Мороз был крепкий, с ветерком нам в лицо.
— Отвечайте! — снова крикнул Титлов. — Отвечайте, черт возьми, кто вы?!
— Пошто лаешь? — донеслось из-за торосов.
— А пошто молчите?
— Кто вы такие? — спросили из-за торосов.
— Ну уж это наглость, — пробурчал Патарушнн, человек весьма чувствительный к вопросам субординации и вежливости.
— Летчики! — ответил Титлов.
— Выходи один. Поговорим. Только чур без ружья!
Мы переглянулись.
— Можно? — спросил я у Титлова. Тот кивнул.
Я поднялся. Когда прошел шагов десять, из-за торосов навстречу мне вышел невысокий русобородый мужчина. Я внимательно приглядывался к нему. Он двигался вразвалку, как ходят люди, привыкшие к тяжелому физическому труду, крепко ступая на ноги.
Сблизились.
Я увидел, что мужчина немолод. За пятьдесят ему перевалило давно. Глаза из-под лохматых бровей смотрели сурово и подозрительно. Шел он неторопливо, и мы встретились гораздо ближе к его лагерю, чем к моему.
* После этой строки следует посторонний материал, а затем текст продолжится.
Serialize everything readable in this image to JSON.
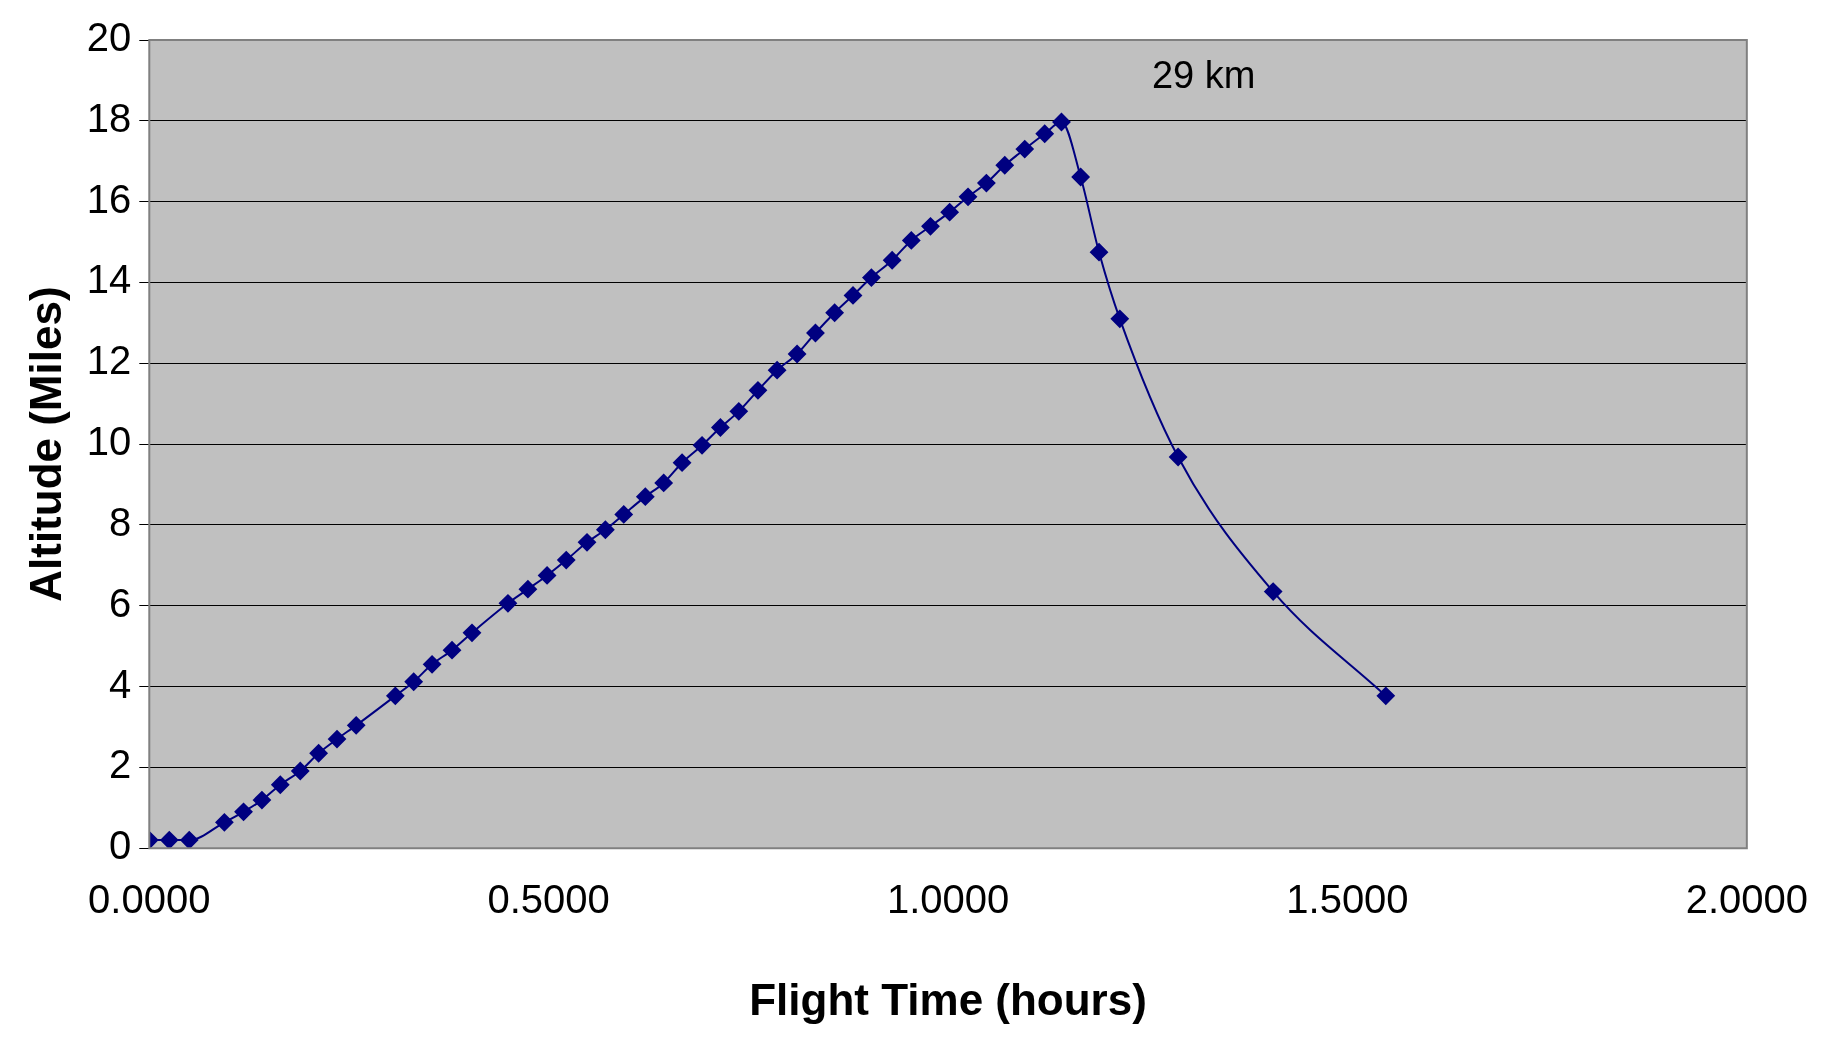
{
  "chart_data": {
    "type": "line",
    "xlabel": "Flight Time (hours)",
    "ylabel": "Altitude (Miles)",
    "xlim": [
      0,
      2
    ],
    "xticks": [
      {
        "value": 0,
        "label": "0.0000"
      },
      {
        "value": 0.5,
        "label": "0.5000"
      },
      {
        "value": 1,
        "label": "1.0000"
      },
      {
        "value": 1.5,
        "label": "1.5000"
      },
      {
        "value": 2,
        "label": "2.0000"
      }
    ],
    "ylim": [
      0,
      20
    ],
    "yticks": [
      0,
      2,
      4,
      6,
      8,
      10,
      12,
      14,
      16,
      18,
      20
    ],
    "grid": "y",
    "marker": "diamond",
    "line_style": "solid",
    "legend": false,
    "annotations": [
      "29 km"
    ],
    "x": [
      0,
      0.025,
      0.05,
      0.094,
      0.118,
      0.141,
      0.164,
      0.189,
      0.212,
      0.235,
      0.259,
      0.308,
      0.331,
      0.354,
      0.379,
      0.404,
      0.449,
      0.474,
      0.498,
      0.522,
      0.548,
      0.571,
      0.594,
      0.621,
      0.644,
      0.667,
      0.692,
      0.715,
      0.738,
      0.762,
      0.786,
      0.811,
      0.834,
      0.858,
      0.881,
      0.904,
      0.93,
      0.954,
      0.978,
      1.002,
      1.025,
      1.048,
      1.071,
      1.096,
      1.121,
      1.142,
      1.166,
      1.189,
      1.215,
      1.288,
      1.407,
      1.548
    ],
    "series": [
      {
        "color": "#000080",
        "values": [
          0.2,
          0.2,
          0.2,
          0.64,
          0.9,
          1.19,
          1.57,
          1.91,
          2.35,
          2.7,
          3.04,
          3.77,
          4.12,
          4.55,
          4.9,
          5.33,
          6.06,
          6.41,
          6.75,
          7.13,
          7.57,
          7.88,
          8.26,
          8.7,
          9.04,
          9.54,
          9.97,
          10.41,
          10.81,
          11.33,
          11.83,
          12.23,
          12.75,
          13.25,
          13.68,
          14.12,
          14.55,
          15.04,
          15.39,
          15.74,
          16.12,
          16.46,
          16.9,
          17.3,
          17.68,
          17.97,
          16.61,
          14.75,
          13.1,
          9.68,
          6.35,
          3.77
        ]
      }
    ]
  }
}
“Непрост мужичонка-то”, — подумал я.
Сошлись.
Не подавая руки, бородач сел на обломок льда.
Сел и я.
— Пошто идете за нами? — угрюмо спросил он.
— Вы-то как очутились здесь?
— Дорога заказана?
— Нет.
— Вот мы и идем.
— Да идите, пожалуйста. Мы помочь думали.
Я достал кисет, стал набивать трубку.
Старик опустил глаза и старался не смотреть на табак.
Я раскурил трубку.
Старик крутнул головой.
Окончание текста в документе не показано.